Obama spoke at the 99th annual Alfalfa Club dinner Saturday evening, a closed dinner that is a who's who of the Washington elite.
"A bunch of us sitting next to each other, very prominent conservatives, former Bush cabinet members, we're looking at each other going, I don't know if Mitt Romney can beat him," Ingraham said today on the "This Week" roundtable.
"He's got to bring his 'A' game," Ingraham said of Romney. "It can't just be, you know, the kind of thing he's doing with [Newt] Gingrich, because Obama's operation is really smart, and I think they're going to run a tough campaign."
Ingraham said that Gingrich is starting to show signs of weakness in his effort to become a serious challenger to Romney's campaign.
"There's a rule of thumb in politics," Ingraham said. "If you're at a point where you're complaining about the other guy being mean and unfair and uncivil, that's probably a sign that you're losing. And that's what he's facing right now."
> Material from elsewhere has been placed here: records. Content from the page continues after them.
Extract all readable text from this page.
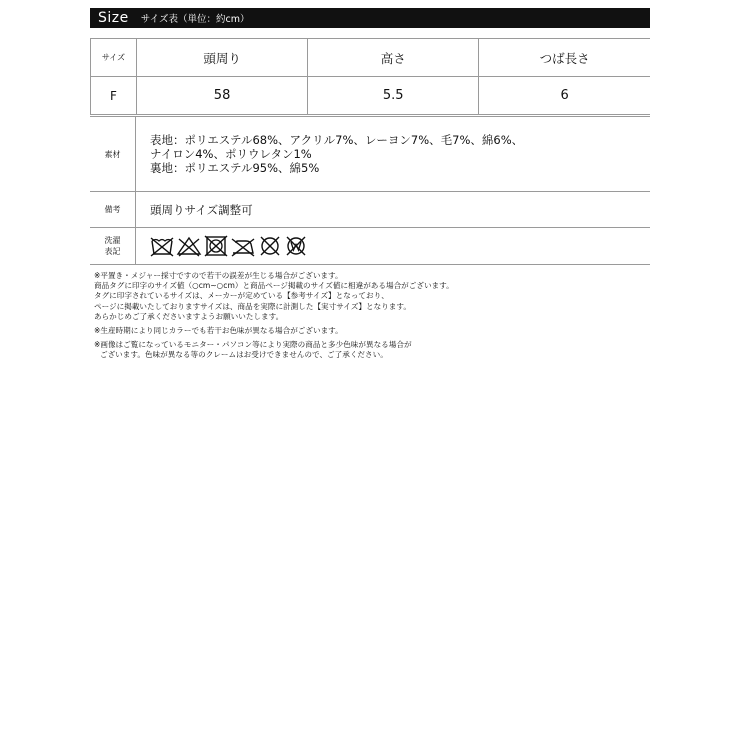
Size サイズ表（単位：約cm）
サイズ	頭周り	高さ	つば長さ
F	58	5.5	6
素材	表地：ポリエステル68%、アクリル7%、レーヨン7%、毛7%、綿6%、
ナイロン4%、ポリウレタン1%
裏地：ポリエステル95%、綿5%

備考	頭周りサイズ調整可

洗濯
表記

※平置き・メジャー採寸ですので若干の誤差が生じる場合がございます。

商品タグに印字のサイズ値（○cm~○cm）と商品ページ掲載のサイズ値に相違がある場合がございます。

タグに印字されているサイズは、メーカーが定めている【参考サイズ】となっており、

ページに掲載いたしておりますサイズは、商品を実際に計測した【実寸サイズ】となります。

あらかじめご了承くださいますようお願いいたします。

※生産時期により同じカラーでも若干お色味が異なる場合がございます。

※画像はご覧になっているモニター・パソコン等により実際の商品と多少色味が異なる場合が

ございます。色味が異なる等のクレームはお受けできませんので、ご了承ください。
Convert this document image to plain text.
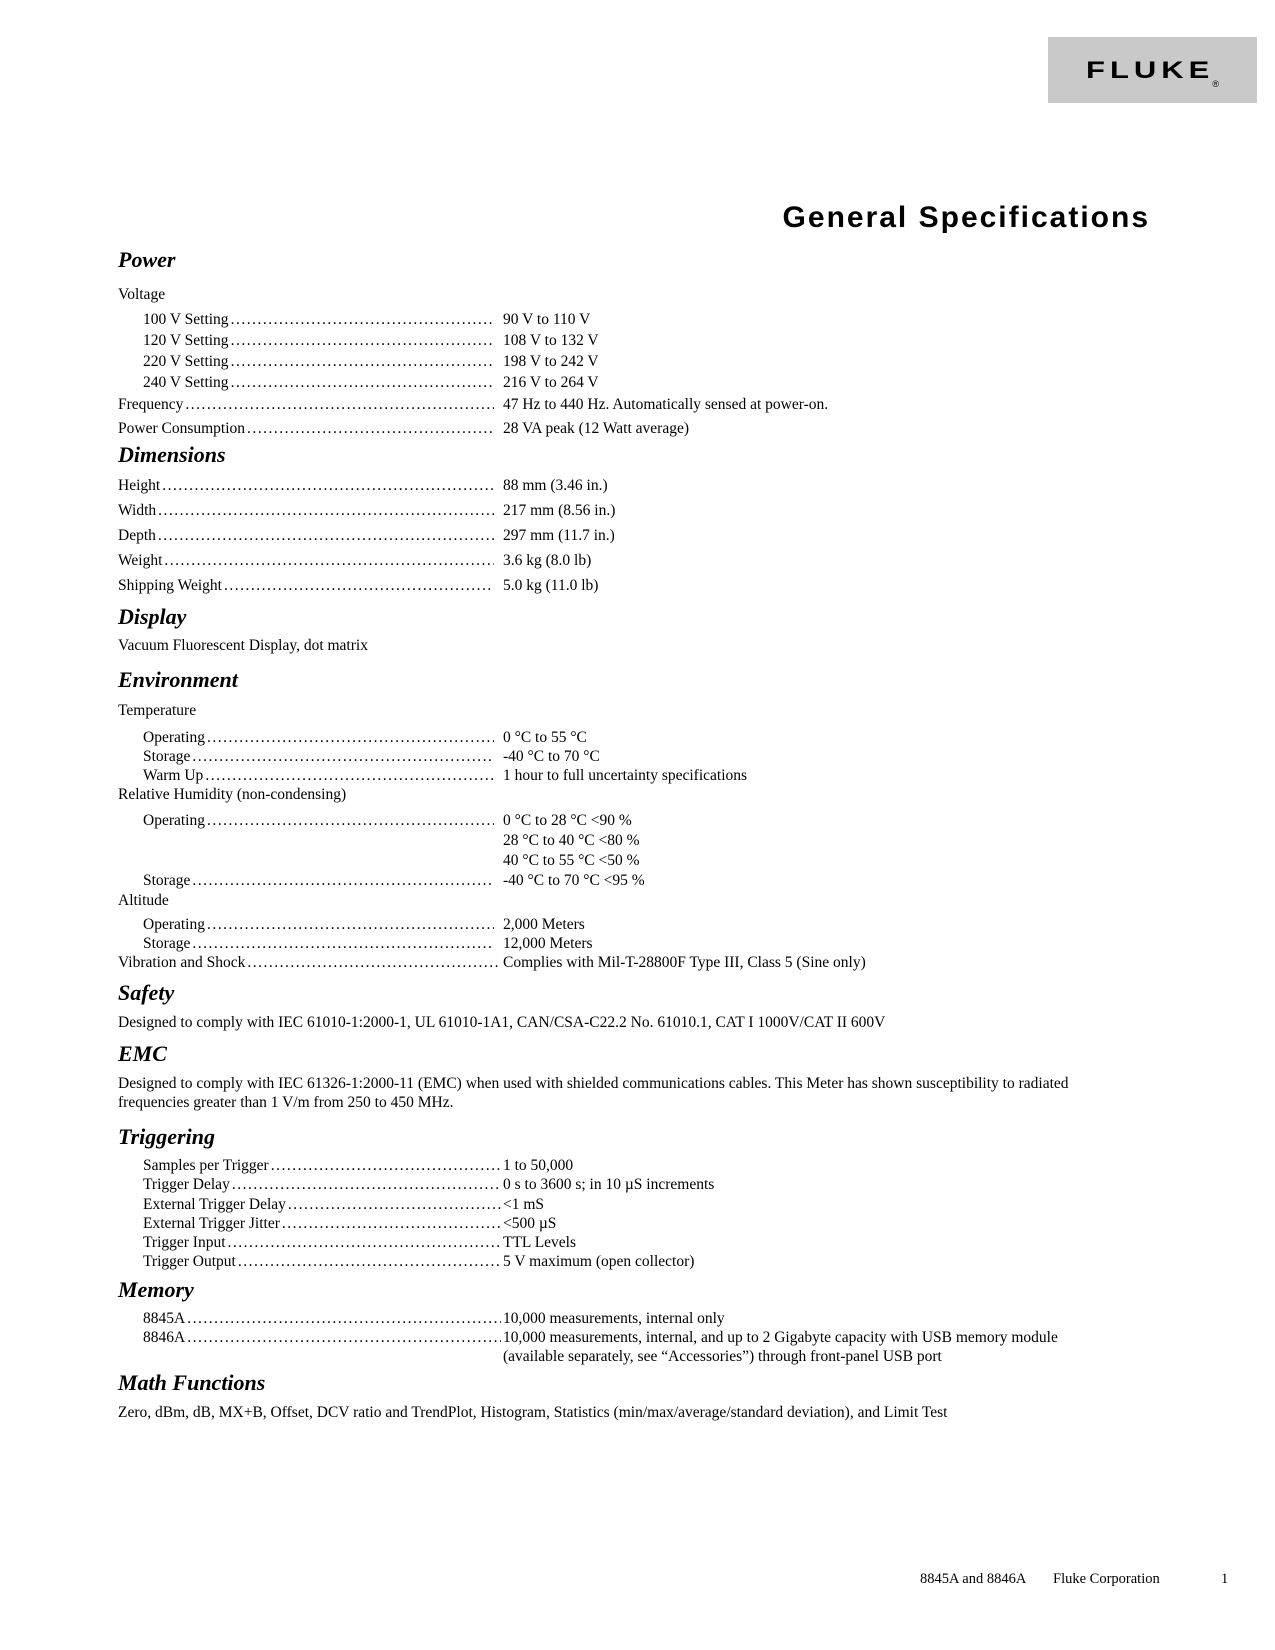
FLUKE
®
General Specifications
Power
Voltage
100 V Setting .....	90 V to 110 V
120 V Setting .....	108 V to 132 V
220 V Setting .....	198 V to 242 V
240 V Setting .....	216 V to 264 V
Frequency .....	47 Hz to 440 Hz. Automatically sensed at power-on.
Power Consumption .....	28 VA peak (12 Watt average)
Dimensions
Height .....	88 mm (3.46 in.)
Width .....	217 mm (8.56 in.)
Depth .....	297 mm (11.7 in.)
Weight .....	3.6 kg (8.0 lb)
Shipping Weight .....	5.0 kg (11.0 lb)
Display
Vacuum Fluorescent Display, dot matrix
Environment
Temperature
Operating .....	0 °C to 55 °C
Storage .....	-40 °C to 70 °C
Warm Up .....	1 hour to full uncertainty specifications
Relative Humidity (non-condensing)
Operating .....	0 °C to 28 °C <90 %
28 °C to 40 °C <80 %
40 °C to 55 °C <50 %
Storage .....	-40 °C to 70 °C <95 %
Altitude
Operating .....	2,000 Meters
Storage .....	12,000 Meters
Vibration and Shock .....	Complies with Mil-T-28800F Type III, Class 5 (Sine only)
Safety
Designed to comply with IEC 61010-1:2000-1, UL 61010-1A1, CAN/CSA-C22.2 No. 61010.1, CAT I 1000V/CAT II 600V
EMC
Designed to comply with IEC 61326-1:2000-11 (EMC) when used with shielded communications cables. This Meter has shown susceptibility to radiated frequencies greater than 1 V/m from 250 to 450 MHz.
Triggering
Samples per Trigger .....	1 to 50,000
Trigger Delay .....	0 s to 3600 s; in 10 µS increments
External Trigger Delay .....	<1 mS
External Trigger Jitter .....	<500 µS
Trigger Input .....	TTL Levels
Trigger Output .....	5 V maximum (open collector)
Memory
8845A .....	10,000 measurements, internal only
8846A .....	10,000 measurements, internal, and up to 2 Gigabyte capacity with USB memory module
(available separately, see “Accessories”) through front-panel USB port
Math Functions
Zero, dBm, dB, MX+B, Offset, DCV ratio and TrendPlot, Histogram, Statistics (min/max/average/standard deviation), and Limit Test
8845A and 8846A Fluke Corporation	1
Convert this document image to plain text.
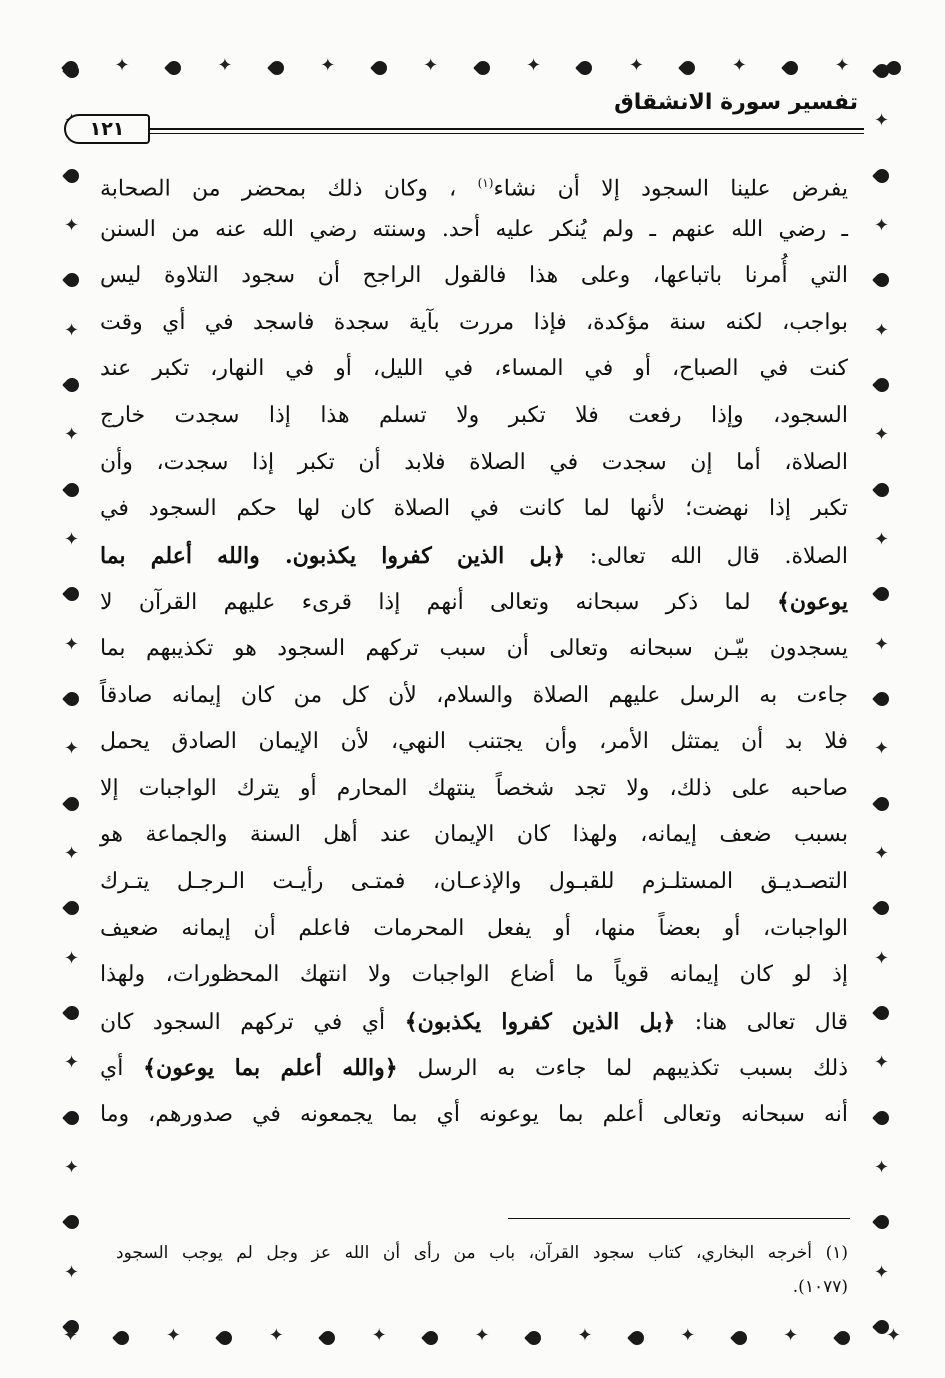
✦
✦
✦
✦
✦
✦
✦
✦
✦
✦
✦
✦
✦
✦
✦
✦
✦
✦
✦
✦
✦
✦
✦
✦
✦
✦
✦
✦
✦
✦
✦
✦
✦
✦
✦
✦
✦
✦
✦
✦
✦
تفسير سورة الانشقاق
١٢١
يفرض علينا السجود إلا أن نشاء$^{(١)}$ ، وكان ذلك بمحضر من الصحابة
ـ رضي الله عنهم ـ ولم يُنكر عليه أحد. وسنته رضي الله عنه من السنن
التي أُمرنا باتباعها، وعلى هذا فالقول الراجح أن سجود التلاوة ليس
بواجب، لكنه سنة مؤكدة، فإذا مررت بآية سجدة فاسجد في أي وقت
كنت في الصباح، أو في المساء، في الليل، أو في النهار، تكبر عند
السجود، وإذا رفعت فلا تكبر ولا تسلم هذا إذا سجدت خارج
الصلاة، أما إن سجدت في الصلاة فلابد أن تكبر إذا سجدت، وأن
تكبر إذا نهضت؛ لأنها لما كانت في الصلاة كان لها حكم السجود في
الصلاة. قال الله تعالى: ﴿بل الذين كفروا يكذبون. والله أعلم بما
يوعون﴾ لما ذكر سبحانه وتعالى أنهم إذا قرىء عليهم القرآن لا
يسجدون بيّـن سبحانه وتعالى أن سبب تركهم السجود هو تكذيبهم بما
جاءت به الرسل عليهم الصلاة والسلام، لأن كل من كان إيمانه صادقاً
فلا بد أن يمتثل الأمر، وأن يجتنب النهي، لأن الإيمان الصادق يحمل
صاحبه على ذلك، ولا تجد شخصاً ينتهك المحارم أو يترك الواجبات إلا
بسبب ضعف إيمانه، ولهذا كان الإيمان عند أهل السنة والجماعة هو
التصـديـق المستلـزم للقبـول والإذعـان، فمتـى رأيـت الـرجـل يتـرك
الواجبات، أو بعضاً منها، أو يفعل المحرمات فاعلم أن إيمانه ضعيف
إذ لو كان إيمانه قوياً ما أضاع الواجبات ولا انتهك المحظورات، ولهذا
قال تعالى هنا: ﴿بل الذين كفروا يكذبون﴾ أي في تركهم السجود كان
ذلك بسبب تكذيبهم لما جاءت به الرسل ﴿والله أعلم بما يوعون﴾ أي
أنه سبحانه وتعالى أعلم بما يوعونه أي بما يجمعونه في صدورهم، وما
(١) أخرجه البخاري، كتاب سجود القرآن، باب من رأى أن الله عز وجل لم يوجب السجود
(١٠٧٧).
Romney continues to widen his lead just days before the Florida primary, with two polls this weekend showing a double-digit lead for the former Massachusetts governor over the former House speaker.
"Time is not Newt Gingrich's friend, because the more time he has, the more he talks. And the more he talks, the more he says things," ABC's George Will said. "And we're at the horrid stage with Newt Gingrich."
But where time is not Gingrich's friend, taxes are trouble for Romney in a general election, ABC's Donna Brazile said.
"There's no question that Mitt Romney, in his record, his record at Bain Capital, his taxes, the fact that he has to now amend his financial disclosure form, Mitt Romney would be a great candidate to run against in terms of the economy," Brazile said.
Former Obama economic adviser Austan Goolsbee, now an ABC News consultant, said Romney's tax returns will be a problem for him in a general election against Obama.
"There's never been an actual candidate who personified the pathologies of the tax code that the president's been running against for the last several years," Goolsbee said, referring to Obama's proposed plan to raise taxes on wealthy individuals, like Warren Buffett and Romney, who pay a lower tax rate than the middle class.